# Got any deck railing ideas?



## Craig M

harpo1 said:


> Thanks - those are all great looking decks, and I really like the angled spindles Craig. When (and if) the rain ever stops, I'm definitely ready to get going on some of these idea's. I also picked up some low-voltage lighting that I want to incorporate into at least the stair risers if not part of the rail also.

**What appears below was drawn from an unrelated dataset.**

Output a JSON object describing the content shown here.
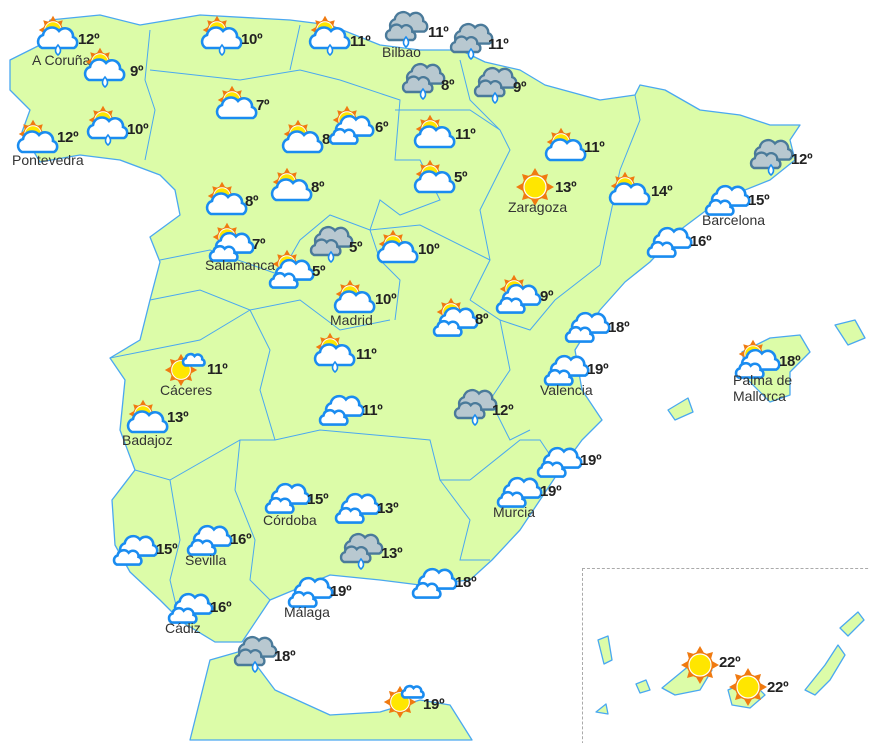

Thank you for the compliment. I spent a lot of time driving around and taking pictures of other decks and looking through books for design elements. As for lighting, I did add low voltage lighting under the hand rails and the soft lighting makes it really nice when sitting on the deck having a few at night. Right now, I'm thinking of building a pergola over a part of the deck to create a little shade. My deck is on the west side of the house and it gets brutal sitting out there on a hot sunny afternoon. If anyone has some architectural experience, I would love to talk to them to help figure out how to design it.


----------



## Wendy

For the record, the composite decking still require maintenance. They tend to have issues with mold and have to be bleached and cleaned on a regular basis.

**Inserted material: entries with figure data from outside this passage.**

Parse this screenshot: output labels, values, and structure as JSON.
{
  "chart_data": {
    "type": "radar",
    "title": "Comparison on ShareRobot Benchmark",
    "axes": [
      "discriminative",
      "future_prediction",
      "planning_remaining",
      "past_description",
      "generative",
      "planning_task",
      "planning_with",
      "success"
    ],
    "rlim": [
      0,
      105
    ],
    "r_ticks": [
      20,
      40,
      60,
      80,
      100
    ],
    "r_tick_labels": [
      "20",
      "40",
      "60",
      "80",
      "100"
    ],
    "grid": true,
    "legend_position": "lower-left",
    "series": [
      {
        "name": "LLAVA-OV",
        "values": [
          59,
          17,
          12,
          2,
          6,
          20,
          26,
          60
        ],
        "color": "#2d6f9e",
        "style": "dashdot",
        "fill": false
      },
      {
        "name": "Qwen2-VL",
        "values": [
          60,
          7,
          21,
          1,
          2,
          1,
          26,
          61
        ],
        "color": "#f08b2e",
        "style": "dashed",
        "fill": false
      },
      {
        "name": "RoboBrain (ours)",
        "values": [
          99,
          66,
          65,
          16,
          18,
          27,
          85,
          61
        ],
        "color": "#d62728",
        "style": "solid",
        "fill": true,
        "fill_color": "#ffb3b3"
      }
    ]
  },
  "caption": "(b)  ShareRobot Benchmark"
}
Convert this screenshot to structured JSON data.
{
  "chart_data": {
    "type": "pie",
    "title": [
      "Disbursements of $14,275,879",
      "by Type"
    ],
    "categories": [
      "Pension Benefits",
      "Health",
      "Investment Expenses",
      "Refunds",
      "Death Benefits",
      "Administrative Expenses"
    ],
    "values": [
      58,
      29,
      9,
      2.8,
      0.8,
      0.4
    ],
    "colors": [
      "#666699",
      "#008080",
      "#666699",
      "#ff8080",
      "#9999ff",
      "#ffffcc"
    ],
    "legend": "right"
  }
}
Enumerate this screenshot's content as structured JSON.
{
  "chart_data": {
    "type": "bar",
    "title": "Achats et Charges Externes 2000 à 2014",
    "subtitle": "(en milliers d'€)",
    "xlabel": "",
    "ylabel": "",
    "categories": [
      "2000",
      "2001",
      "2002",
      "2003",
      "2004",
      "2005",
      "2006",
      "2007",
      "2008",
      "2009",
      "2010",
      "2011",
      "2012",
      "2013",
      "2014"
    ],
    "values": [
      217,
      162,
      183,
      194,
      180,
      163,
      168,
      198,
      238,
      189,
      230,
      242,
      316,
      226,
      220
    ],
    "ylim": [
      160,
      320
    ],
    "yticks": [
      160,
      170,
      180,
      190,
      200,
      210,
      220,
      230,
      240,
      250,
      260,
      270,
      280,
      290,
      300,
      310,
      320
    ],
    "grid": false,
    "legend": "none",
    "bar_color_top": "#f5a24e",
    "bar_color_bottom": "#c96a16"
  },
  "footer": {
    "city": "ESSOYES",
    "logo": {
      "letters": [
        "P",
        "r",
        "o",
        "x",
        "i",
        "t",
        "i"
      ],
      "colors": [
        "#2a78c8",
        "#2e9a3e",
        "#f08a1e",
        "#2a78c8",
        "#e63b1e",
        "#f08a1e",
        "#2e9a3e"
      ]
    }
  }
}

I love the DeKorator railings, you can get anything from glass to flat steel spindels. 

http://www.deckorators.com/


----------



## harpo1

Craig M said:


> ....Right now, I'm thinking of building a pergola over a part of the deck to create a little shade. My deck is on the west side of the house and it gets brutal sitting out there on a hot sunny afternoon. If anyone has some architectural experience, I would love to talk to them to help figure out how to design it.

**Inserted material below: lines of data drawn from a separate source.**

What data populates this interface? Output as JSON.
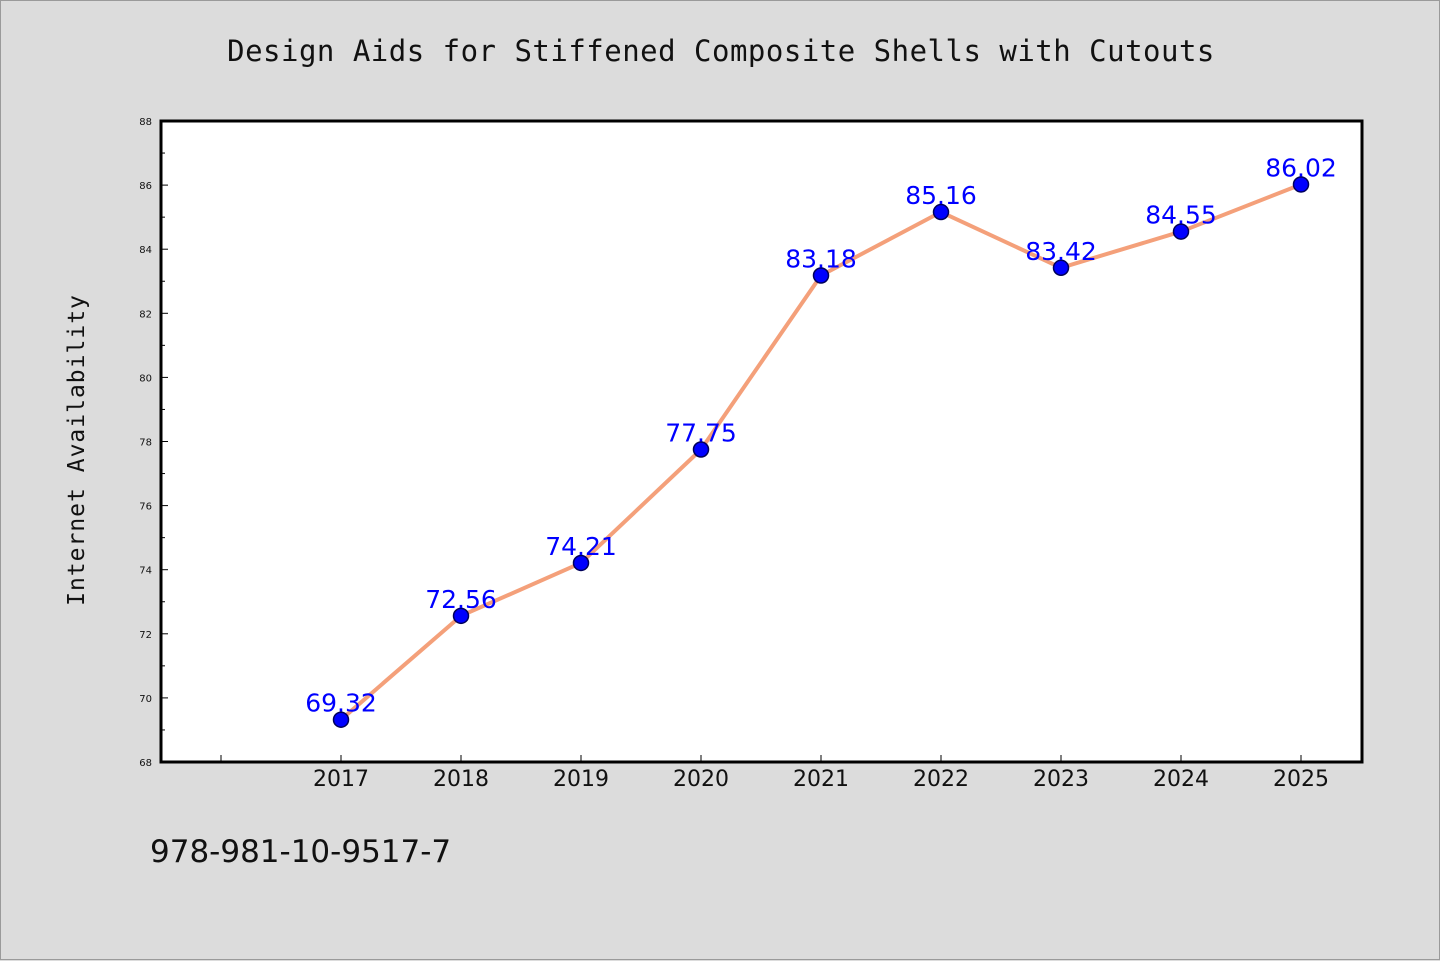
{
  "title": "Design Aids for Stiffened Composite Shells with Cutouts",
  "footer_code": "978-981-10-9517-7",
  "chart_data": {
    "type": "line",
    "title": "Design Aids for Stiffened Composite Shells with Cutouts",
    "xlabel": "",
    "ylabel": "Internet Availability",
    "categories": [
      "2017",
      "2018",
      "2019",
      "2020",
      "2021",
      "2022",
      "2023",
      "2024",
      "2025"
    ],
    "values": [
      69.32,
      72.56,
      74.21,
      77.75,
      83.18,
      85.16,
      83.42,
      84.55,
      86.02
    ],
    "data_labels": [
      "69.32",
      "72.56",
      "74.21",
      "77.75",
      "83.18",
      "85.16",
      "83.42",
      "84.55",
      "86.02"
    ],
    "ylim": [
      68,
      88
    ],
    "yticks": [
      68,
      70,
      72,
      74,
      76,
      78,
      80,
      82,
      84,
      86,
      88
    ],
    "grid": false,
    "legend": "none",
    "colors": {
      "line": "#f4a07a",
      "marker": "#0000ff",
      "marker_edge": "#00005a",
      "label": "#0000ff",
      "background": "#dcdcdc",
      "plot_bg": "#ffffff"
    }
  }
}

My neighbor did something similar to a pergola. He built a basic frame structure, but then he bought this heavy black mesh-type material and stretched it over the top. I was pretty skeptical about when he was explaining it to me but it is amazing stuff and looks awesome now that I've seen it in person. If I can get some pics I will post them


----------



## Craig M

Please post them or email them to me (my email is current in my profile). I was thinking of latice pannels for the side walls but lattice seems to sag after a couple of years so I'm not sure what I want to do.


----------



## harpo1

Craig M said:


> Please post them or email them to me (my email is current in my profile). I was thinking of latice pannels for the side walls but lattice seems to sag after a couple of years so I'm not sure what I want to do.


I will see if i can get some photo's. The mesh I am talking about is very similar to the stuff they use for trampolines. Just thin enough that you can still see through it somewhat, but yet a tight enough weave to stop rain from coming through. It's pretty amazing stuff.


----------



## Burksee

harpo1 said:


> I'm at the point with my new deck that I need to decide on a style of railing. Does anybody have any pics of deck railing they wouldn't mind sharing? I'm thinking about using the 5/4" deck boards as a top rail. Has anybody done this and how has it worked out. Thanks!


Our deck is going on 12 years old and is great shape, I used 5x4 on the top of the rails, thought it would be more "beverage holder" friendly than a 2x4 and not so bulky looking as a 2x6. Anyhow, I started with 4x4 posts about 4ft apart, ran a 2x4 (4" side down) on top of the 4x4's and mounted my 5x4 on top of those, securing the 5x4 to the 2x4 was accomplished by going up thru the 2x4 into the 5x4 with 2" deck screws so there were no screw heads showing. It's worked out great with very little warpage. I keep my deck well cleaned and well sealed, the rest of the deck is in great shape but my 5x4 railing top has started to curl from the sides a bit the last year or two, nothing major by any means but I am thinking about replacing it, using a sawzall to cut the screws, get pieces of color matching composite 5x4 and replacing it with that. 

BTW - I learned a lesson about posts and spindles from my BIL. Do not when mounting your spindles create any closed, boxed in areas. These become what hornets and wasps consider to be great places to build their nests! As we found out, an afternoon party on the deck with some disturbed angry hornets don't mix! :yikes:


----------



## bloo_gilz

Burksee said:


> Do not when mounting your spindles create any closed, boxed in areas. These become what hornets and wasps consider to be great places to build their nests!


This is a great point !
I build/tear apart/rebuild lots of decks.
One of the most popular/efficient rails is what we call a sandwich.
Very popular down here it's what a lot of deckbuilders use.
2-1x3's top & bottom w/2x2 approx. 5"oc as ballusters, btwn 4x4's w/2x6 top cap. 
These rails are hornet havens !

Dekorators are awesome.
I use a LOT of these, & love them.
They look great imo & install easily with wood or composite.
(I really dig the bronze!)

Here's a rail I did with temp. glass & Dekorators










A couple other jobs..







These 2 have 2x4's on flat w/a continuous 2x6 top cap.









The glass is not as expensive as most would think.
Don't get me wrong,it's not as cheap as a middle of the road wood rail by any means. But if I had a beauty house on the water that's what I'd use
Good-luck,
Mark


----------



## harpo1

This is where I'm at with it now. The short piece of 5/4" deck board on top was just setting there so I could get a feel for how it would look. Also, the posts will be cut shorter once I complete the top. Then we have some caps we are putting on them.


----------



## Craig M

Nice job! Your going to enjoy it.


----------



## Wendy

Nice job!


----------